Im Bauwerk soll sich der Stolz, der Sieg über die Schwere, der Wille zur Macht versichtbaren; Architektur ist eine Art Macht-Beredsamkeit in Formen, bald überredend, selbst schmeichelnd, bald bloss befehlend. Das höchste Gefühl von Macht und Sicherheit kommt in dem zum Ausdruck, was grossen Stil hat. A.S.N.

Dans la construction, la fierté, la victoire sur la lourdeur, la volonté à la puissance se doivent d’être évidentes : l’architecture est un genre d’éloquence de la puissance mis en forme, tantôt convaincant, même flatteur, tantôt simplement impératif. Le plus haut sentiment de puissance et de sûreté s’énonce dans ce qui possède le grand styleA.D.T.

Si l’humain veut bâtir des monuments, il se doit de s’élever à leur hauteur avec fierté, dans un combat contre la lourdeur — et dans une victoire contre la lourdeur. Ce bâtisseur incarne la volonté à la puissance. L’architecture permet encore à l’humanité d’accéder à l’éloquence qui ouvre le dialogue avec la puissance elle-même. Elle joue des formes pour s’inscrire dans la durée comme une compréhension de l’essence de la nature malgré son caractère insaisissable. Elle peut se faire élégante, martiale ou sage, mais elle demeure toujours le risque salvateur quand elle est monumentale — seul ce qui est monumental possède le grand style, et seul ce qui relève du grand style mérite d’exister. A.D.M.

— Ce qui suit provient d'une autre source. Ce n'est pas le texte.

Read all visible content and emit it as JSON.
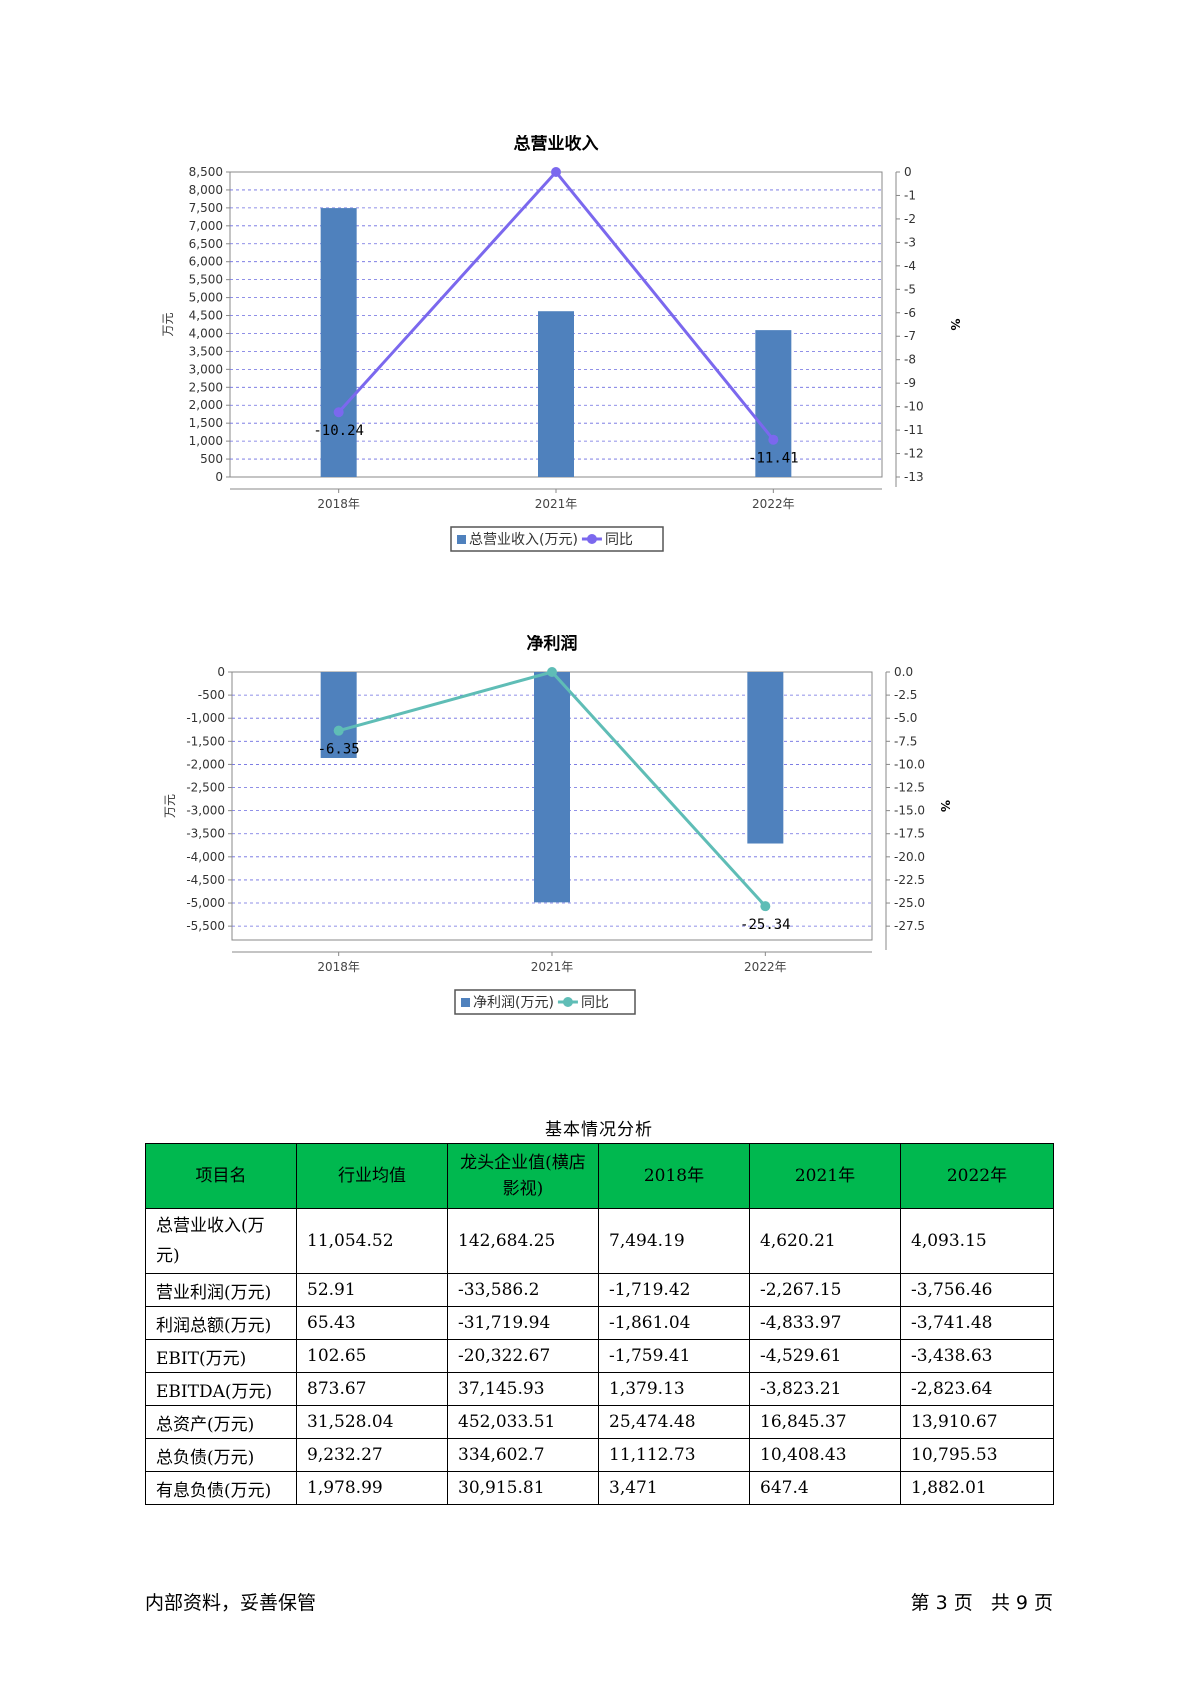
{
  "chart_data": [
    {
      "type": "bar+line",
      "title": "总营业收入",
      "categories": [
        "2018年",
        "2021年",
        "2022年"
      ],
      "series": [
        {
          "name": "总营业收入(万元)",
          "type": "bar",
          "values": [
            7494.19,
            4620.21,
            4093.15
          ],
          "color": "#4F81BD"
        },
        {
          "name": "同比",
          "type": "line",
          "values": [
            -10.24,
            0,
            -11.41
          ],
          "color": "#7B68EE"
        }
      ],
      "labels": [
        "-10.24",
        "",
        "-11.41"
      ],
      "ylabel": "万元",
      "y2label": "%",
      "ylim": [
        0,
        8500
      ],
      "y2lim": [
        -13,
        0
      ],
      "yticks": [
        "0",
        "500",
        "1,000",
        "1,500",
        "2,000",
        "2,500",
        "3,000",
        "3,500",
        "4,000",
        "4,500",
        "5,000",
        "5,500",
        "6,000",
        "6,500",
        "7,000",
        "7,500",
        "8,000",
        "8,500"
      ],
      "y2ticks": [
        "0",
        "-1",
        "-2",
        "-3",
        "-4",
        "-5",
        "-6",
        "-7",
        "-8",
        "-9",
        "-10",
        "-11",
        "-12",
        "-13"
      ],
      "grid": true,
      "legend": "bottom"
    },
    {
      "type": "bar+line",
      "title": "净利润",
      "categories": [
        "2018年",
        "2021年",
        "2022年"
      ],
      "series": [
        {
          "name": "净利润(万元)",
          "type": "bar",
          "values": [
            -1861.04,
            -4985,
            -3712
          ],
          "color": "#4F81BD"
        },
        {
          "name": "同比",
          "type": "line",
          "values": [
            -6.35,
            0,
            -25.34
          ],
          "color": "#5FBDB6"
        }
      ],
      "labels": [
        "-6.35",
        "",
        "-25.34"
      ],
      "ylabel": "万元",
      "y2label": "%",
      "ylim": [
        -5800,
        0
      ],
      "y2lim": [
        -29,
        0
      ],
      "yticks": [
        "0",
        "-500",
        "-1,000",
        "-1,500",
        "-2,000",
        "-2,500",
        "-3,000",
        "-3,500",
        "-4,000",
        "-4,500",
        "-5,000",
        "-5,500"
      ],
      "y2ticks": [
        "0.0",
        "-2.5",
        "-5.0",
        "-7.5",
        "-10.0",
        "-12.5",
        "-15.0",
        "-17.5",
        "-20.0",
        "-22.5",
        "-25.0",
        "-27.5"
      ],
      "grid": true,
      "legend": "bottom"
    }
  ],
  "table": {
    "title": "基本情况分析",
    "headers": [
      "项目名",
      "行业均值",
      "龙头企业值(横店影视)",
      "2018年",
      "2021年",
      "2022年"
    ],
    "rows": [
      [
        "总营业收入(万元)",
        "11,054.52",
        "142,684.25",
        "7,494.19",
        "4,620.21",
        "4,093.15"
      ],
      [
        "营业利润(万元)",
        "52.91",
        "-33,586.2",
        "-1,719.42",
        "-2,267.15",
        "-3,756.46"
      ],
      [
        "利润总额(万元)",
        "65.43",
        "-31,719.94",
        "-1,861.04",
        "-4,833.97",
        "-3,741.48"
      ],
      [
        "EBIT(万元)",
        "102.65",
        "-20,322.67",
        "-1,759.41",
        "-4,529.61",
        "-3,438.63"
      ],
      [
        "EBITDA(万元)",
        "873.67",
        "37,145.93",
        "1,379.13",
        "-3,823.21",
        "-2,823.64"
      ],
      [
        "总资产(万元)",
        "31,528.04",
        "452,033.51",
        "25,474.48",
        "16,845.37",
        "13,910.67"
      ],
      [
        "总负债(万元)",
        "9,232.27",
        "334,602.7",
        "11,112.73",
        "10,408.43",
        "10,795.53"
      ],
      [
        "有息负债(万元)",
        "1,978.99",
        "30,915.81",
        "3,471",
        "647.4",
        "1,882.01"
      ]
    ]
  },
  "footer": {
    "left": "内部资料，妥善保管",
    "right": "第 3 页   共 9 页"
  }
}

Le grand style ne s’impose pas dans le détail — s’impose à lui le monumental. Il doit ériger l’étourdissement face à l’humain, afin de l’extirper de sa gangue et de lui montrer comment projeter son regard vers l’indicible. L’architecte qui se contente d’être affable avec son époque s’accommode d’être sa propre limite, il met en parangon la modernité avec son ennui : qu’en ressort-il ? L’insipide. L’abattement ne peut être qu’un danger en architecture, mais comment dépasser l’abattement quand plus aucune valeur ne fonde l’élan spirituel ? En s’élançant malgré tout contre les évidences, tel le feu du canon, et depuis nos ruines construire le spirituel et les manquements du beau. Ce qui n’est pas insufflé ne peut avoir de souffle — l’architecture se doit à elle-même de se tenir loin de l’utile, du joli, du social, du putride. Elle doit lancer vers les cieux des pyramides et des cathédrales d’un genre nouveau, elle doit retrouver en la matière cette spiritualité qui soulève le passant vers la potentialité de son existence. L’architecture ne doit pas oublier son rôle de mémoire. Se remettre Brunelleschi — et ne jamais se remettre de l’éminence de sa cathédrale. Pour cette raison, continuer son illustre secret, de technique et de merveilles. S’atteler à se délier de la banalité pour édifier des monuments et des humains. Le grand style, en échafaudant le monument, introduit un échange avec ce qui nous devance.